Just when you thought the state’s controversial battle over school funding was over, it turns out there’s a few technicalities that need to be addressed.

Last week, legislators took care of some legal language ensuring property values continue to be figured the same way as before, to match the massive school funding bill they had approved in August.

That 500-page school funding reform bill was carved out by four legislative leaders negotiating as if the entire state budget depended on their ability to find compromise — because it did. And as is often the case when legislators overhaul an old system, some cleanup was needed.

Last week, lawmakers approved a technical change so the law would match the spreadsheets they'd voted upon,

Sen. Andy Manar, a Democrat from Bunker Hill, explained it to his colleagues this way:

"This I would describe as simply clarification language that's technical in nature that is at the request of the State Board of Education so that they can see through the law that we passed."

This little bill is now on Gov. Bruce Rauner’s desk. And when it comes to funding public schools, he has wavered a bit.

A few months ago, he vetoed the initial school funding reform bill, saying it sent too much money to Chicago Public Schools.
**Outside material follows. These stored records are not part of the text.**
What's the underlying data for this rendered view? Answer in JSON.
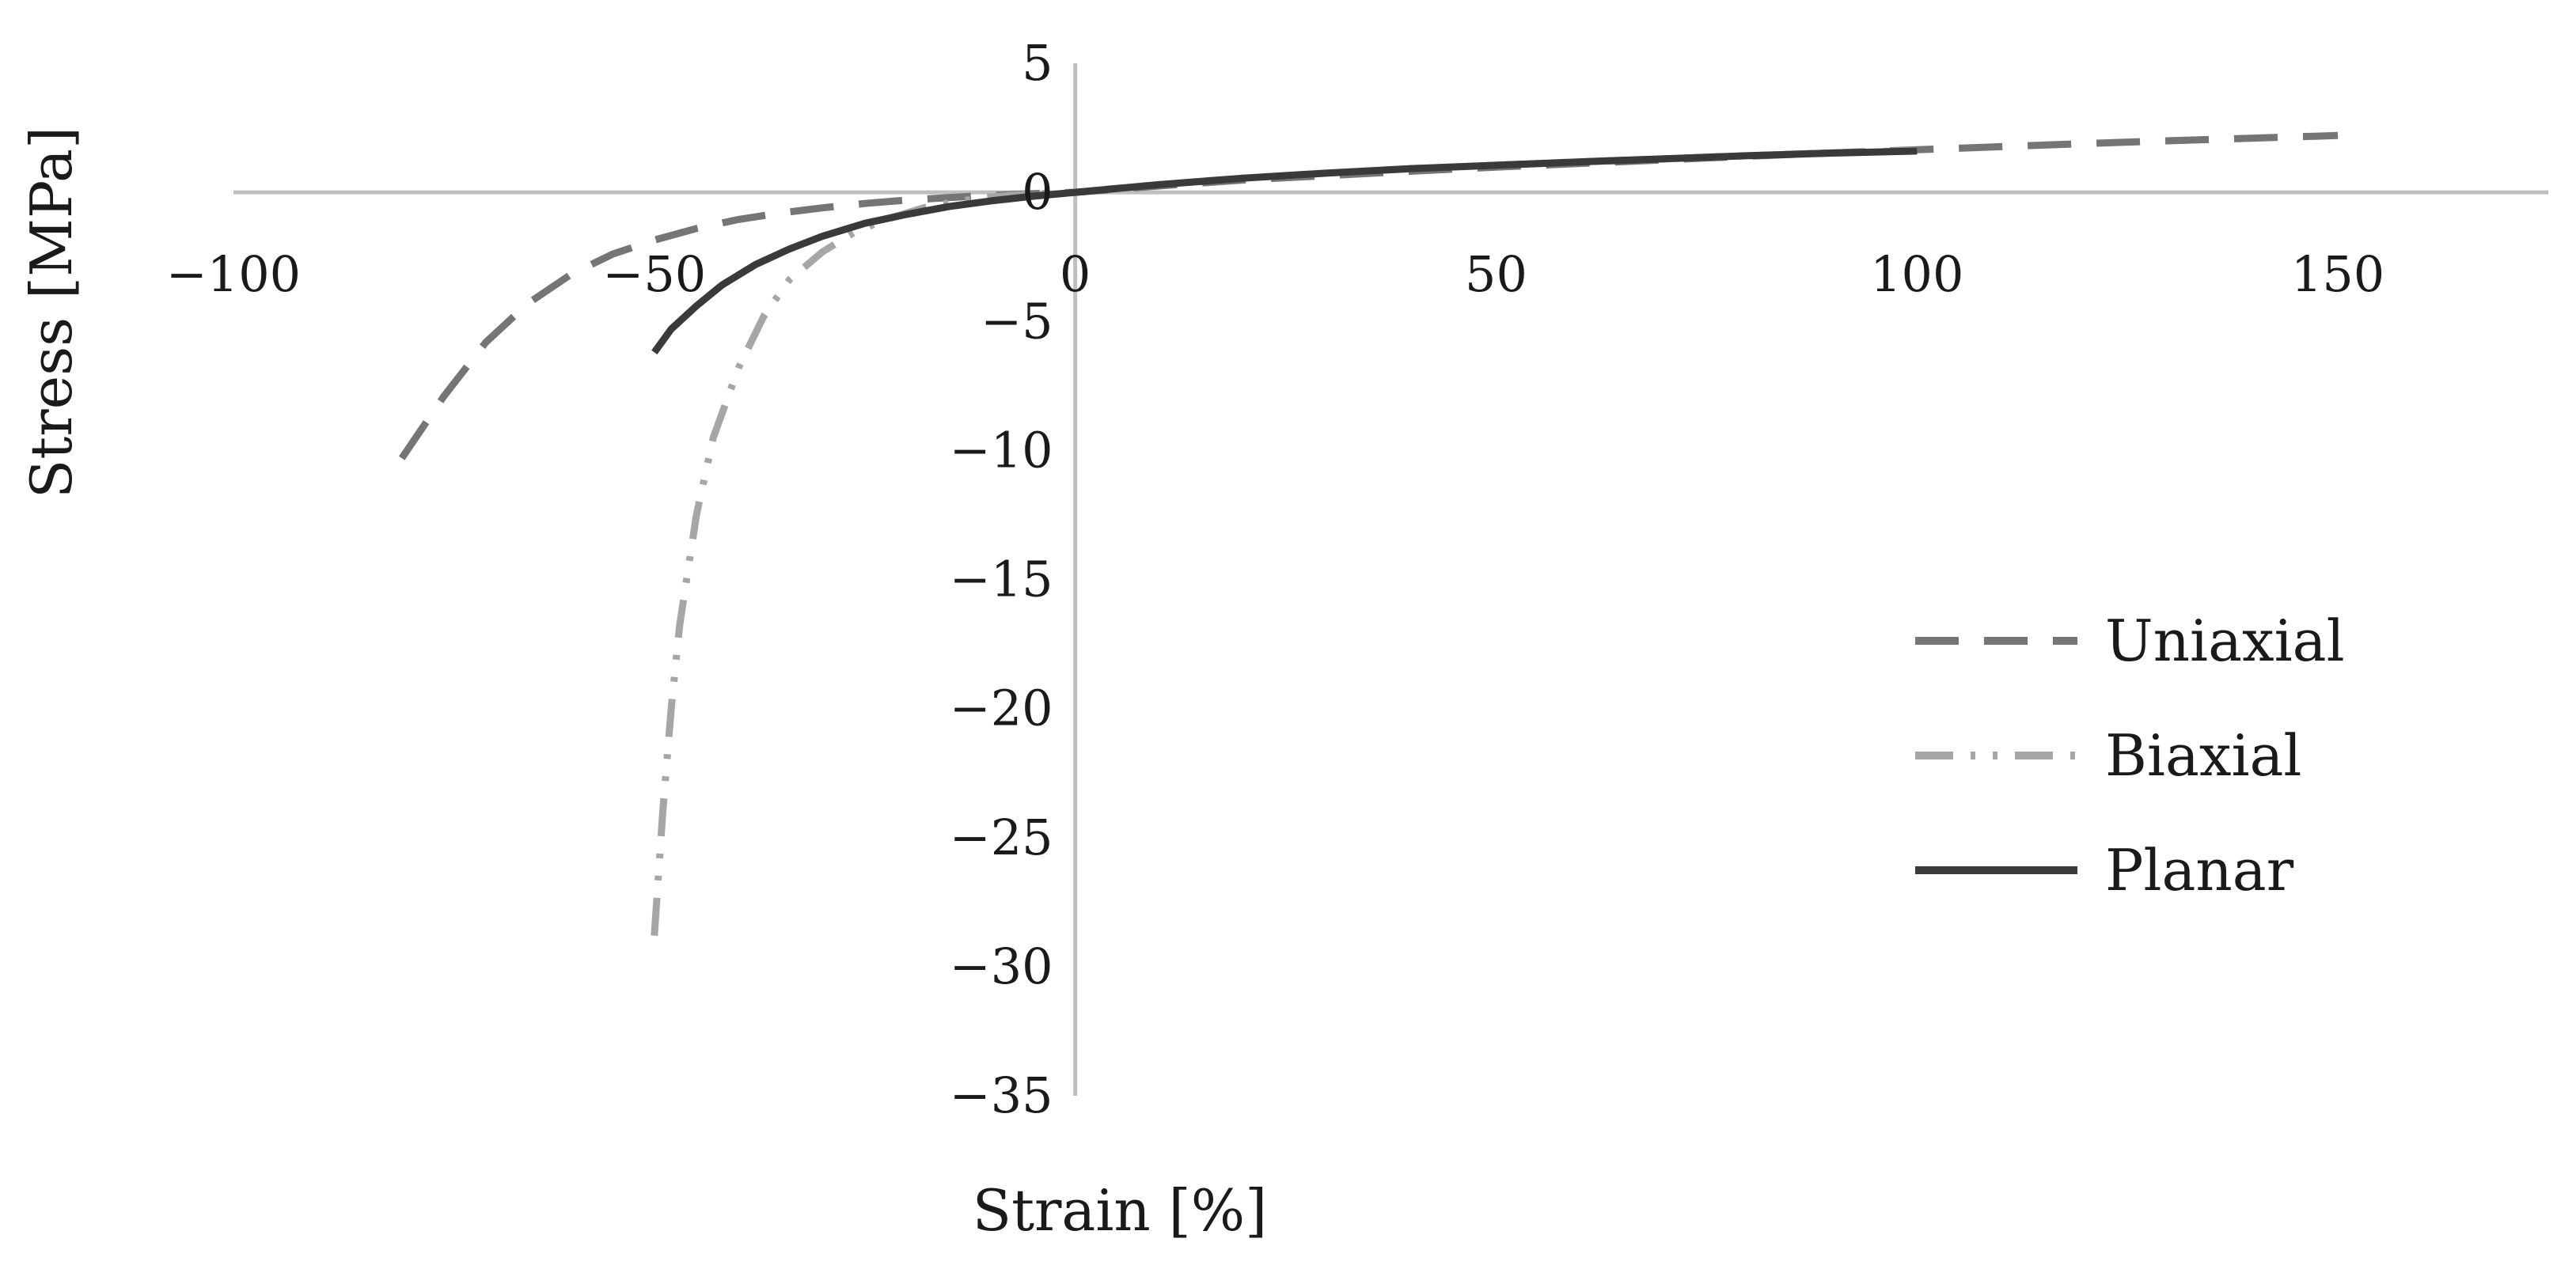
{
  "chart_data": {
    "type": "line",
    "title": "",
    "xlabel": "Strain [%]",
    "ylabel": "Stress [MPa]",
    "xlim": [
      -100,
      175
    ],
    "ylim": [
      -35,
      5
    ],
    "x_ticks": [
      -100,
      -50,
      0,
      50,
      100,
      150
    ],
    "x_tick_labels": [
      "−100",
      "−50",
      "0",
      "50",
      "100",
      "150"
    ],
    "y_ticks": [
      5,
      0,
      -5,
      -10,
      -15,
      -20,
      -25,
      -30,
      -35
    ],
    "y_tick_labels": [
      "5",
      "0",
      "−5",
      "−10",
      "−15",
      "−20",
      "−25",
      "−30",
      "−35"
    ],
    "grid": false,
    "legend_position": "right",
    "series": [
      {
        "name": "Uniaxial",
        "color": "#757575",
        "style": "dashed",
        "points": [
          [
            -80,
            -10.3
          ],
          [
            -75,
            -7.9
          ],
          [
            -70,
            -5.8
          ],
          [
            -65,
            -4.3
          ],
          [
            -60,
            -3.2
          ],
          [
            -55,
            -2.4
          ],
          [
            -50,
            -1.85
          ],
          [
            -45,
            -1.4
          ],
          [
            -40,
            -1.05
          ],
          [
            -35,
            -0.8
          ],
          [
            -30,
            -0.6
          ],
          [
            -25,
            -0.43
          ],
          [
            -20,
            -0.3
          ],
          [
            -15,
            -0.2
          ],
          [
            -10,
            -0.12
          ],
          [
            -5,
            -0.05
          ],
          [
            0,
            0
          ],
          [
            10,
            0.25
          ],
          [
            20,
            0.48
          ],
          [
            30,
            0.65
          ],
          [
            40,
            0.82
          ],
          [
            50,
            0.98
          ],
          [
            60,
            1.12
          ],
          [
            70,
            1.26
          ],
          [
            80,
            1.4
          ],
          [
            90,
            1.53
          ],
          [
            100,
            1.65
          ],
          [
            110,
            1.77
          ],
          [
            120,
            1.89
          ],
          [
            130,
            2.0
          ],
          [
            140,
            2.1
          ],
          [
            150,
            2.2
          ]
        ]
      },
      {
        "name": "Biaxial",
        "color": "#a6a6a6",
        "style": "dash-dot-dot",
        "points": [
          [
            -50,
            -28.8
          ],
          [
            -49,
            -24.0
          ],
          [
            -48,
            -20.0
          ],
          [
            -47,
            -16.8
          ],
          [
            -45,
            -12.5
          ],
          [
            -43,
            -9.5
          ],
          [
            -40,
            -6.8
          ],
          [
            -37,
            -4.8
          ],
          [
            -34,
            -3.4
          ],
          [
            -30,
            -2.3
          ],
          [
            -26,
            -1.5
          ],
          [
            -22,
            -1.0
          ],
          [
            -18,
            -0.6
          ],
          [
            -14,
            -0.35
          ],
          [
            -10,
            -0.18
          ],
          [
            -6,
            -0.08
          ],
          [
            -3,
            -0.03
          ],
          [
            0,
            0
          ],
          [
            10,
            0.3
          ],
          [
            20,
            0.55
          ],
          [
            30,
            0.75
          ],
          [
            40,
            0.92
          ],
          [
            50,
            1.05
          ],
          [
            60,
            1.18
          ],
          [
            70,
            1.3
          ],
          [
            80,
            1.42
          ],
          [
            90,
            1.53
          ],
          [
            100,
            1.62
          ]
        ]
      },
      {
        "name": "Planar",
        "color": "#3a3a3a",
        "style": "solid",
        "points": [
          [
            -50,
            -6.2
          ],
          [
            -48,
            -5.3
          ],
          [
            -45,
            -4.4
          ],
          [
            -42,
            -3.6
          ],
          [
            -38,
            -2.8
          ],
          [
            -34,
            -2.2
          ],
          [
            -30,
            -1.7
          ],
          [
            -25,
            -1.2
          ],
          [
            -20,
            -0.85
          ],
          [
            -15,
            -0.55
          ],
          [
            -10,
            -0.33
          ],
          [
            -5,
            -0.15
          ],
          [
            0,
            0
          ],
          [
            10,
            0.3
          ],
          [
            20,
            0.55
          ],
          [
            30,
            0.75
          ],
          [
            40,
            0.92
          ],
          [
            50,
            1.05
          ],
          [
            60,
            1.18
          ],
          [
            70,
            1.3
          ],
          [
            80,
            1.42
          ],
          [
            90,
            1.52
          ],
          [
            100,
            1.6
          ]
        ]
      }
    ]
  }
}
Then he signed the compromise measure, which gives CPS even more, and used it to launch campaign ads.

Eleven Republican Senators voted against it the cleanup bill last week. Afterwards, one of those 11 — Sen. Jason Barickman, from Bloomington — said he just wanted to see how the numbers would’ve changed without tying up the loose ends.

“We always said we want to see numbers before we do things,” Barickman said. “So, I didn't make a big deal out of it today, I don't think it is a big deal. But it would've been nice to stick to the process."

When I asked him to predict whether Rauner sign this seemingly tiny technical bill, Barickman indicated he had given up predicting the governor’s actions. "Sometimes,” he said, “you don't even wanna predict your own."

More cleanup bills are on the horizon. The biggest one would ensure state funding for pre-kindergarten English learners. Lawmakers will likely tackle that topic in January.